The goals of a firm in acquisition mode may be entering new markets, diversifying a firm’s customer base, accessing new technologies, or achieving scale and cost synergies. While these M&A strategies are applicable across all industries, each industry is unique. In light of the roller coaster activity of the oil and gas industry, Capstone has compiled a list of the top five strategic drivers of oil and gas M&A.
1. The Need for Reserves:
The oil and gas industry is dependent on finite natural resources. To remain successful, an O&G company must replenish its reserves of oil by using profits from selling its products. Dealmaking is an often-used tactic for adding proven reserves of oil and gas to a company’s balance sheet. Large oil companies with high current production values and expertise in developing oil fields can avoid the risks of exploration by buying undeveloped fields that have already been explored by other companies.
2. The Need to Develop Fields:
While larger firms are focused on acquiring reserves, smaller exploration-focused companies may not have the expertise, supplier relationships, or financial resources to turn their proven reserves into a cash-generating asset. Small firms may accept a minority investment from a larger company or sell their reserves to quickly monetize an unproductive asset.
3. Geographic Diversification:
As global commodities, it is commonly understood that oil and gas are the same products everywhere, selling for globally determined prices.

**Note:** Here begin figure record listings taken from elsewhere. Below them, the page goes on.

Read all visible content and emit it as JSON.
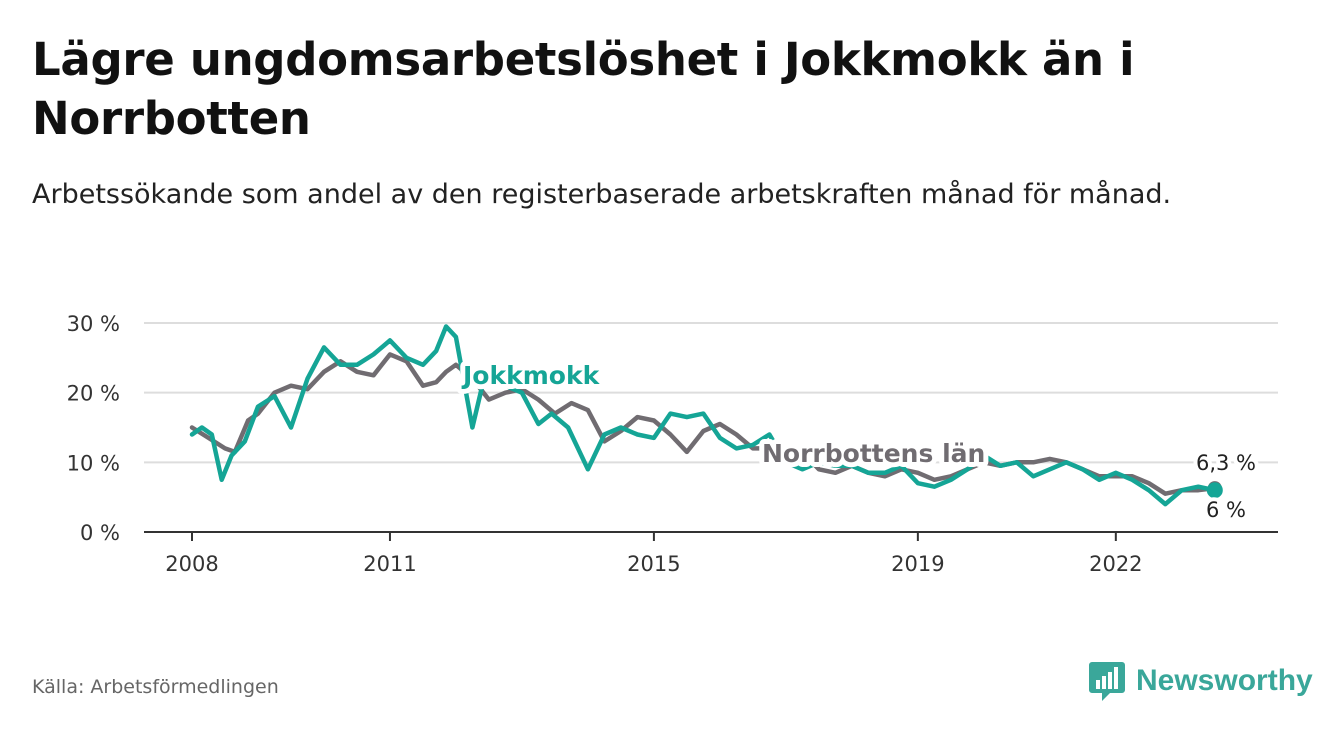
{
  "title": "Lägre ungdomsarbetslöshet i Jokkmokk än i Norrbotten",
  "subtitle": "Arbetssökande som andel av den registerbaserade arbetskraften månad för månad.",
  "source": "Källa: Arbetsförmedlingen",
  "brand": {
    "name": "Newsworthy",
    "icon": "newsworthy-logo-icon"
  },
  "colors": {
    "jokkmokk": "#15a596",
    "norrbotten": "#706c71",
    "grid": "#dddddd",
    "axis": "#333333"
  },
  "chart_data": {
    "type": "line",
    "title": "Lägre ungdomsarbetslöshet i Jokkmokk än i Norrbotten",
    "xlabel": "",
    "ylabel": "",
    "xlim": [
      2008.0,
      2023.7
    ],
    "ylim": [
      0,
      30
    ],
    "y_ticks": [
      0,
      10,
      20,
      30
    ],
    "y_tick_labels": [
      "0 %",
      "10 %",
      "20 %",
      "30 %"
    ],
    "x_ticks": [
      2008,
      2011,
      2015,
      2019,
      2022
    ],
    "x_tick_labels": [
      "2008",
      "2011",
      "2015",
      "2019",
      "2022"
    ],
    "grid": true,
    "legend": "inline",
    "series": [
      {
        "name": "Norrbottens län",
        "label": "Norrbottens län",
        "color": "#706c71",
        "x": [
          2008.0,
          2008.25,
          2008.5,
          2008.65,
          2008.85,
          2009.0,
          2009.25,
          2009.5,
          2009.75,
          2010.0,
          2010.25,
          2010.5,
          2010.75,
          2011.0,
          2011.25,
          2011.5,
          2011.7,
          2011.85,
          2012.0,
          2012.25,
          2012.5,
          2012.75,
          2013.0,
          2013.25,
          2013.5,
          2013.75,
          2014.0,
          2014.25,
          2014.5,
          2014.75,
          2015.0,
          2015.25,
          2015.5,
          2015.75,
          2016.0,
          2016.25,
          2016.5,
          2016.75,
          2017.0,
          2017.25,
          2017.5,
          2017.75,
          2018.0,
          2018.25,
          2018.5,
          2018.75,
          2019.0,
          2019.25,
          2019.5,
          2019.75,
          2020.0,
          2020.25,
          2020.5,
          2020.75,
          2021.0,
          2021.25,
          2021.5,
          2021.75,
          2022.0,
          2022.25,
          2022.5,
          2022.75,
          2023.0,
          2023.25,
          2023.5
        ],
        "values": [
          15,
          13.5,
          12,
          11.5,
          16,
          17,
          20,
          21,
          20.5,
          23,
          24.5,
          23,
          22.5,
          25.5,
          24.5,
          21,
          21.5,
          23,
          24,
          22,
          19,
          20,
          20.5,
          19,
          17,
          18.5,
          17.5,
          13,
          14.5,
          16.5,
          16,
          14,
          11.5,
          14.5,
          15.5,
          14,
          12,
          12,
          12,
          11.5,
          9,
          8.5,
          9.5,
          8.5,
          8,
          9,
          8.5,
          7.5,
          8,
          9,
          10,
          9.5,
          10,
          10,
          10.5,
          10,
          9,
          8,
          8,
          8,
          7,
          5.5,
          6,
          6,
          6.3
        ],
        "end_label": "6,3 %"
      },
      {
        "name": "Jokkmokk",
        "label": "Jokkmokk",
        "color": "#15a596",
        "x": [
          2008.0,
          2008.15,
          2008.3,
          2008.45,
          2008.6,
          2008.8,
          2009.0,
          2009.25,
          2009.5,
          2009.75,
          2010.0,
          2010.25,
          2010.5,
          2010.75,
          2011.0,
          2011.25,
          2011.5,
          2011.7,
          2011.85,
          2012.0,
          2012.25,
          2012.4,
          2012.55,
          2012.75,
          2013.0,
          2013.25,
          2013.45,
          2013.7,
          2014.0,
          2014.25,
          2014.5,
          2014.75,
          2015.0,
          2015.25,
          2015.5,
          2015.75,
          2016.0,
          2016.25,
          2016.5,
          2016.75,
          2017.0,
          2017.25,
          2017.5,
          2017.75,
          2018.0,
          2018.25,
          2018.5,
          2018.75,
          2019.0,
          2019.25,
          2019.5,
          2019.75,
          2020.0,
          2020.25,
          2020.5,
          2020.75,
          2021.0,
          2021.25,
          2021.5,
          2021.75,
          2022.0,
          2022.25,
          2022.5,
          2022.75,
          2023.0,
          2023.25,
          2023.5
        ],
        "values": [
          14,
          15,
          14,
          7.5,
          11,
          13,
          18,
          19.5,
          15,
          22,
          26.5,
          24,
          24,
          25.5,
          27.5,
          25,
          24,
          26,
          29.5,
          28,
          15,
          21,
          22.5,
          21,
          20,
          15.5,
          17,
          15,
          9,
          14,
          15,
          14,
          13.5,
          17,
          16.5,
          17,
          13.5,
          12,
          12.5,
          14,
          10,
          9,
          10,
          9.5,
          9.5,
          8.5,
          8.5,
          9.5,
          7,
          6.5,
          7.5,
          9,
          11,
          9.5,
          10,
          8,
          9,
          10,
          9,
          7.5,
          8.5,
          7.5,
          6,
          4,
          6,
          6.5,
          6
        ],
        "end_label": "6 %"
      }
    ]
  }
}
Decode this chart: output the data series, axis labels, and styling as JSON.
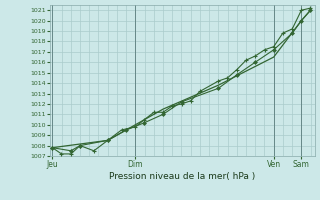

While this simplistic view can be used to understand the macroscopic dynamics of the oil & gas industry, in reality the industry is more complex.
The quality of oil and gas produced and the costs necessary to extract resources depend on local geologies. Prices depend on local factors such as proximity to refineries, quality of pipeline and rail infrastructure, and regional supply and demand. A study by Kimmeridge Energy illustrates how geographic factors influence the oil and gas industry in different regions across the United States.
Consequently, a diversified portfolio can minimize risk by spreading it across multiple unrelated revenue streams. The larger a company, the more important geographic diversification becomes. For entrepreneurial small to mid-sized oil companies, acquiring other small companies in different states and countries can be a viable strategy for geographic expansion. An acquisition not only brings in new reserves from a new area, but also the know-how and market relationships of the sellers ─ intangibles that would not be achieved by venturing alone.
4. Acquiring Know-How:
Oil companies have different core competencies. Some companies are better at deepwater drilling, others at horizontal drilling or at deep shale exploration and development. Compared to in-house research and development, acquiring a company that possesses the desired know-how is much quicker and less risky. In fact, the desire for advanced American know-how about unconventional oil resources has been a major driver of foreign investment and M&A in the U.S. oil industry.
5. Taxes & Regulations:
Finally, perceptions about future tax and regulatory policy can drive deals. As we saw in last year, the prospect of higher marginal tax rates in 2013 convinced many investors to close deals in 4Q 2012 that may have been scheduled for 2013.